During follow-up, we did not find recurrence in either group, so current treatments for low-risk DTC were effective. However, one patient in the low-dose group was considered to be refractory to iodine after three treatments. Our study cohort was small, so we could not verify the theory advanced by Wartofsky et al: during radioiodine treatment, if the first dose does not kill TC cells but just damages them, then cells will no longer absorb radioiodine, and the patient will become refractory to iodine.25 A larger study cohort, multicenter setting, and long-term follow-up studies are needed to confirm our findings.

A potential limitation of our study was that short-term follow-up was not sufficient to investigate more important endpoints (survival, the prevalence of local relapse, distant metastases, and recurrence) or to evaluate the long-term adverse events of the radioiodine treatment.

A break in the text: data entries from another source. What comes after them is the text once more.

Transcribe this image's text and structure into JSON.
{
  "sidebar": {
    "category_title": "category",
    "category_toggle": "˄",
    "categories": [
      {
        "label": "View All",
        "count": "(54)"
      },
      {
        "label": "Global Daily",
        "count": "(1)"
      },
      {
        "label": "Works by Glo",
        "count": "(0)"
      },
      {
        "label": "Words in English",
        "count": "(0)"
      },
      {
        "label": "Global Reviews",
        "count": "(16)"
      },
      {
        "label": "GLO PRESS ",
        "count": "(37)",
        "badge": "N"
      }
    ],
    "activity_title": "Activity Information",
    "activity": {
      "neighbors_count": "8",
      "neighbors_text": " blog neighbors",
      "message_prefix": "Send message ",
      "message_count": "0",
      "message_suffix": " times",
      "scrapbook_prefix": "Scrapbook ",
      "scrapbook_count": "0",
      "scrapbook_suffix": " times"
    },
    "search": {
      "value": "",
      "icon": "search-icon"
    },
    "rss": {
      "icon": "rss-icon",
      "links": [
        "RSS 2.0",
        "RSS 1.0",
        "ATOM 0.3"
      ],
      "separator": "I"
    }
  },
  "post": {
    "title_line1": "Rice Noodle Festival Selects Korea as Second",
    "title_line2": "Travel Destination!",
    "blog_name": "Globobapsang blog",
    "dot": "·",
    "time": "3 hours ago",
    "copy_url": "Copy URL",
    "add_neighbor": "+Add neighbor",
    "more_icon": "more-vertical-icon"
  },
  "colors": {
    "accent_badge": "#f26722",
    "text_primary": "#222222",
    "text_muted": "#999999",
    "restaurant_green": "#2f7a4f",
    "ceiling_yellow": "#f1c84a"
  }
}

Other limitations included the retrospective design of our study and the small number of patients.

Conclusion

The present study showed a similar prevalence of thyroid-remnant ablation among Han Chinese participants with low-risk DTC after total thyroidectomy when 30 mCi or 100 mCi radioiodine was used. Moreover, low-dose radioiodine therapy was associated with a lower prevalence of adverse effects. Thus, use of a low dose of radioiodine for postoperative radioiodine ablation could be an effective and attractive option for the treatment of low-risk DTC because it reduces the prevalence of adverse effects and maintains a good quality of life.